Purpose: : Myopia is the most common of all ocular conditions. The etiology of myopia is not known, both genetic and environmental factors seem to play a role. In high myopia, genetic factors appear to play a predominant role. The purpose of this study is to examine previously proposed familial high myopia loci as a first step before embarking on a genome–wide screen aimed at mapping and cloning gene(s) responsible for high myopia in Polish families.

Methods: : To date, we have carefully examined, collected blood and purified DNA from 160 individuals with high myopia (<–6 diopters) from 28 unrelated families in Poland. The preliminary genotyping was conducted in 23 families. Prior to preceding with the targeting genotyping, linkage to markers for the myopic genetic syndromes of Stickler syndrome types I, II and III; Marfan syndrome and juvenile glaucoma were tested. Next, preliminary genotyping of high myopia associated loci [7q36 (MYP4), 12q21–23 (MYP3),18p11.31 (MYP2), and 17q21–23 (MYP5)] and MYP6 locus [mild/moderate myopia, 22q12] was performed.

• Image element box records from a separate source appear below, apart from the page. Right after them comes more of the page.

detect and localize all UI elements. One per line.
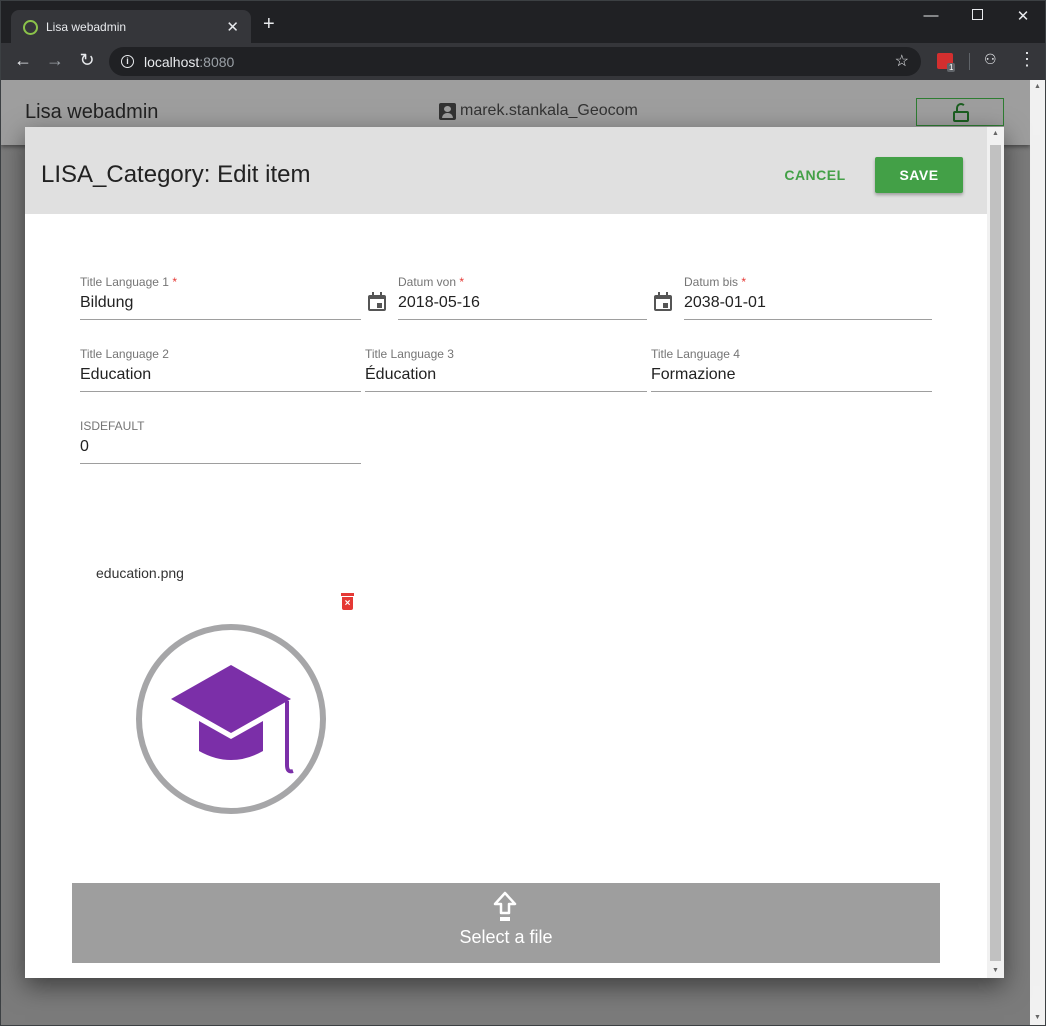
lock-button[interactable] <box>916 98 1004 126</box>
select-file-label: Select a file <box>459 927 553 947</box>
field-label: Datum von * <box>398 275 465 289</box>
dialog-title: LISA_Category: Edit item <box>41 161 311 188</box>
scroll-down-icon[interactable]: ▼ <box>1034 1014 1041 1021</box>
field-value: Éducation <box>365 366 437 383</box>
field-value: Bildung <box>80 294 134 311</box>
address-bar[interactable]: i localhost:8080 ☆ <box>109 47 921 76</box>
scroll-down-icon[interactable]: ▼ <box>992 967 999 974</box>
browser-toolbar: ← → ↻ i localhost:8080 ☆ 1 ⚇ ⋮ <box>1 43 1045 80</box>
user-info: marek.stankala_Geocom <box>439 102 638 120</box>
field-value: 2038-01-01 <box>684 294 766 311</box>
field-value: 2018-05-16 <box>398 294 480 311</box>
calendar-icon[interactable] <box>368 292 386 311</box>
reload-icon[interactable]: ↻ <box>75 50 99 71</box>
favicon-ring-icon <box>23 19 38 35</box>
datum-von-field[interactable]: Datum von * 2018-05-16 <box>398 275 647 320</box>
info-icon[interactable]: i <box>121 55 134 68</box>
account-box-icon <box>439 102 456 120</box>
star-icon[interactable]: ☆ <box>895 51 909 71</box>
save-button[interactable]: SAVE <box>875 157 963 193</box>
scroll-up-icon[interactable]: ▲ <box>992 130 999 137</box>
field-label: Title Language 3 <box>365 347 454 361</box>
edit-item-dialog: LISA_Category: Edit item CANCEL SAVE Tit… <box>25 127 1004 978</box>
tab-close-icon[interactable]: ✕ <box>226 18 239 36</box>
window-close-button[interactable]: ✕ <box>1008 7 1038 25</box>
title-language-1-field[interactable]: Title Language 1 * Bildung <box>80 275 361 320</box>
delete-file-icon[interactable]: × <box>341 593 354 610</box>
upload-arrow-icon <box>493 891 517 921</box>
cap-board <box>171 665 291 733</box>
maximize-button[interactable] <box>962 7 992 24</box>
field-value: Education <box>80 366 152 383</box>
graduation-cap-icon <box>136 624 326 814</box>
field-label: Title Language 2 <box>80 347 169 361</box>
file-name: education.png <box>96 565 184 581</box>
new-tab-button[interactable]: + <box>263 14 275 34</box>
title-language-4-field[interactable]: Title Language 4 Formazione <box>651 347 932 392</box>
select-file-button[interactable]: Select a file <box>72 883 940 963</box>
page-scrollbar[interactable]: ▲ ▼ <box>1030 80 1045 1025</box>
url-host: localhost <box>144 53 200 70</box>
minimize-button[interactable]: — <box>916 7 946 24</box>
toolbar-separator <box>969 53 970 70</box>
browser-titlebar: Lisa webadmin ✕ + — ✕ <box>1 1 1045 44</box>
url-port: :8080 <box>199 53 235 70</box>
title-language-2-field[interactable]: Title Language 2 Education <box>80 347 361 392</box>
field-label: Datum bis * <box>684 275 747 289</box>
cancel-button[interactable]: CANCEL <box>777 157 853 193</box>
field-label: ISDEFAULT <box>80 419 145 433</box>
calendar-icon[interactable] <box>654 292 672 311</box>
dialog-scrollbar[interactable]: ▲ ▼ <box>987 127 1004 978</box>
user-name: marek.stankala_Geocom <box>460 102 638 119</box>
datum-bis-field[interactable]: Datum bis * 2038-01-01 <box>684 275 932 320</box>
menu-dots-icon[interactable]: ⋮ <box>1018 49 1036 70</box>
tab-title: Lisa webadmin <box>46 20 127 34</box>
field-value: 0 <box>80 438 89 455</box>
extension-badge: 1 <box>947 63 956 72</box>
field-label: Title Language 4 <box>651 347 740 361</box>
title-language-3-field[interactable]: Title Language 3 Éducation <box>365 347 647 392</box>
back-arrow-icon[interactable]: ← <box>11 50 35 71</box>
scroll-up-icon[interactable]: ▲ <box>1034 83 1041 90</box>
isdefault-field[interactable]: ISDEFAULT 0 <box>80 419 361 464</box>
scroll-thumb[interactable] <box>990 145 1001 961</box>
app-title: Lisa webadmin <box>25 101 159 123</box>
lock-open-icon <box>953 103 969 122</box>
cap-tassel <box>285 701 294 774</box>
field-label: Title Language 1 * <box>80 275 177 289</box>
forward-arrow-icon[interactable]: → <box>43 50 67 71</box>
dialog-header: LISA_Category: Edit item CANCEL SAVE <box>25 127 987 214</box>
field-value: Formazione <box>651 366 736 383</box>
incognito-icon[interactable]: ⚇ <box>984 51 997 68</box>
browser-tab[interactable]: Lisa webadmin ✕ <box>11 10 251 44</box>
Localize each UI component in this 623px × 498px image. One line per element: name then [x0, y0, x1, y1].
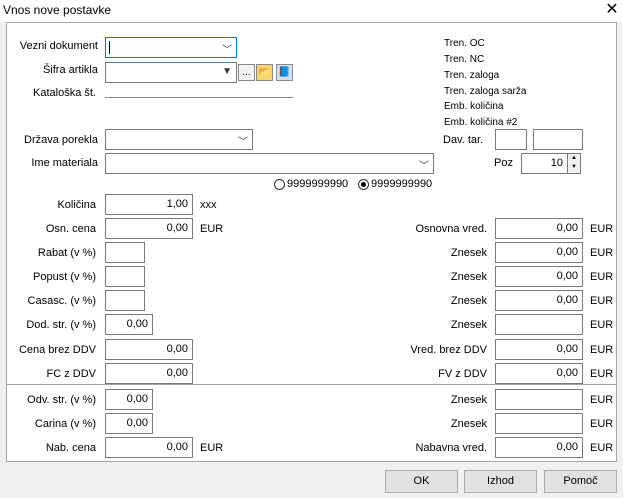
- popust-input[interactable]: [105, 266, 145, 287]
- osn-cena-input[interactable]: 0,00: [105, 218, 193, 239]
- osnovna-vred-label: Osnovna vred.: [415, 223, 487, 235]
- section-divider: [7, 384, 616, 385]
- nab-cena-unit: EUR: [200, 442, 224, 454]
- znesek-casasc-label: Znesek: [450, 295, 487, 307]
- znesek-dod-unit: EUR: [590, 319, 614, 331]
- znesek-carina-label: Znesek: [450, 418, 487, 430]
- znesek-odv-input[interactable]: [495, 389, 583, 410]
- close-icon[interactable]: ✕: [603, 1, 621, 19]
- tren-oc-label: Tren. OC: [444, 38, 485, 49]
- tren-nc-label: Tren. NC: [444, 54, 485, 65]
- poz-label: Poz: [494, 157, 513, 169]
- tren-zaloga-label: Tren. zaloga: [444, 70, 500, 81]
- window-title: Vnos nove postavke: [3, 3, 112, 17]
- vezni-dokument-combo[interactable]: ﹀: [105, 37, 237, 58]
- chevron-down-icon[interactable]: ﹀: [419, 157, 429, 172]
- tren-zaloga-sarza-label: Tren. zaloga sarža: [444, 86, 527, 97]
- izhod-button[interactable]: Izhod: [464, 470, 537, 493]
- vezni-dokument-label: Vezni dokument: [19, 40, 98, 52]
- radio-option-2-label: 9999999990: [371, 178, 433, 190]
- kolicina-unit: xxx: [200, 199, 217, 211]
- emb-kolicina2-label: Emb. količina #2: [444, 117, 518, 128]
- nabavna-vred-input[interactable]: 0,00: [495, 437, 583, 458]
- osnovna-vred-unit: EUR: [590, 223, 614, 235]
- znesek-rabat-unit: EUR: [590, 247, 614, 259]
- vred-brez-unit: EUR: [590, 344, 614, 356]
- osn-cena-unit: EUR: [200, 223, 224, 235]
- dav-tar-input-1[interactable]: [495, 129, 527, 150]
- open-folder-icon[interactable]: 📂: [256, 64, 273, 81]
- znesek-odv-label: Znesek: [450, 394, 487, 406]
- znesek-popust-label: Znesek: [450, 271, 487, 283]
- dav-tar-label: Dav. tar.: [443, 134, 484, 146]
- znesek-dod-label: Znesek: [450, 319, 487, 331]
- odv-str-label: Odv. str. (v %): [27, 394, 96, 406]
- sifra-artikla-label: Šifra artikla: [42, 64, 98, 76]
- znesek-carina-input[interactable]: [495, 413, 583, 434]
- drzava-label: Država porekla: [24, 134, 98, 146]
- chevron-down-icon[interactable]: ﹀: [238, 133, 248, 148]
- cena-brez-input[interactable]: 0,00: [105, 339, 193, 360]
- znesek-dod-input[interactable]: [495, 314, 583, 335]
- drzava-combo[interactable]: ﹀: [105, 129, 253, 150]
- dav-tar-input-2[interactable]: [533, 129, 583, 150]
- fv-label: FV z DDV: [438, 368, 487, 380]
- rabat-input[interactable]: [105, 242, 145, 263]
- ime-materiala-label: Ime materiala: [31, 157, 98, 169]
- fv-unit: EUR: [590, 368, 614, 380]
- kolicina-input[interactable]: 1,00: [105, 194, 193, 215]
- sifra-artikla-combo[interactable]: ▼: [105, 62, 237, 83]
- nab-cena-label: Nab. cena: [45, 442, 96, 454]
- znesek-odv-unit: EUR: [590, 394, 614, 406]
- osn-cena-label: Osn. cena: [45, 223, 96, 235]
- osnovna-vred-input[interactable]: 0,00: [495, 218, 583, 239]
- znesek-rabat-label: Znesek: [450, 247, 487, 259]
- emb-kolicina-label: Emb. količina: [444, 101, 504, 112]
- kataloska-field[interactable]: [105, 97, 293, 98]
- znesek-popust-unit: EUR: [590, 271, 614, 283]
- casasc-input[interactable]: [105, 290, 145, 311]
- znesek-carina-unit: EUR: [590, 418, 614, 430]
- kataloska-label: Kataloška št.: [33, 87, 96, 99]
- nabavna-vred-label: Nabavna vred.: [415, 442, 487, 454]
- znesek-rabat-input[interactable]: 0,00: [495, 242, 583, 263]
- radio-option-1[interactable]: [274, 179, 285, 190]
- radio-option-2[interactable]: [358, 179, 369, 190]
- znesek-casasc-unit: EUR: [590, 295, 614, 307]
- book-icon[interactable]: 📘: [276, 64, 293, 81]
- carina-input[interactable]: 0,00: [105, 413, 153, 434]
- carina-label: Carina (v %): [34, 418, 96, 430]
- popust-label: Popust (v %): [33, 271, 96, 283]
- dod-str-input[interactable]: 0,00: [105, 314, 153, 335]
- fv-input[interactable]: 0,00: [495, 363, 583, 384]
- nabavna-vred-unit: EUR: [590, 442, 614, 454]
- dropdown-arrow-icon[interactable]: ▼: [222, 66, 232, 77]
- znesek-popust-input[interactable]: 0,00: [495, 266, 583, 287]
- odv-str-input[interactable]: 0,00: [105, 389, 153, 410]
- chevron-down-icon[interactable]: ﹀: [222, 41, 232, 56]
- casasc-label: Casasc. (v %): [27, 295, 96, 307]
- fc-input[interactable]: 0,00: [105, 363, 193, 384]
- vred-brez-input[interactable]: 0,00: [495, 339, 583, 360]
- fc-label: FC z DDV: [46, 368, 97, 380]
- vred-brez-label: Vred. brez DDV: [410, 344, 487, 356]
- znesek-casasc-input[interactable]: 0,00: [495, 290, 583, 311]
- poz-spinner[interactable]: ▲ ▼: [567, 153, 581, 174]
- rabat-label: Rabat (v %): [37, 247, 96, 259]
- radio-option-1-label: 9999999990: [287, 178, 349, 190]
- cena-brez-label: Cena brez DDV: [18, 344, 96, 356]
- dod-str-label: Dod. str. (v %): [26, 319, 96, 331]
- ok-button[interactable]: OK: [385, 470, 458, 493]
- pomoc-button[interactable]: Pomoč: [544, 470, 617, 493]
- poz-input[interactable]: 10: [521, 153, 568, 174]
- lookup-button[interactable]: ...: [238, 64, 255, 81]
- nab-cena-input[interactable]: 0,00: [105, 437, 193, 458]
- text-caret: [109, 41, 110, 54]
- ime-materiala-combo[interactable]: ﹀: [105, 153, 434, 174]
- kolicina-label: Količina: [57, 199, 96, 211]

Results: : In Polish population familial high myopia seems to segregate in an autosomal dominant fashion. In order to evaluate whether there is sufficient power to detect linkage in the pedigrees, simulation studies were performed and revealed that the families have sufficient power to establish linkage that may lead to the identification of familial high myopia gene(s). Linkage to Stickler syndrome, Marfan syndrome and juvenile glaucoma loci were excluded. Genotyping with well–spaced polymorphic markers of high myopia associated loci is in progress.

Conclusions: : We have identified, collected and characterized a large cohort of Polish families with high myopia and excluded the principal genetic cause of this phenotype. These families will be instrumental in identifying one or more locus for genetic high myopia.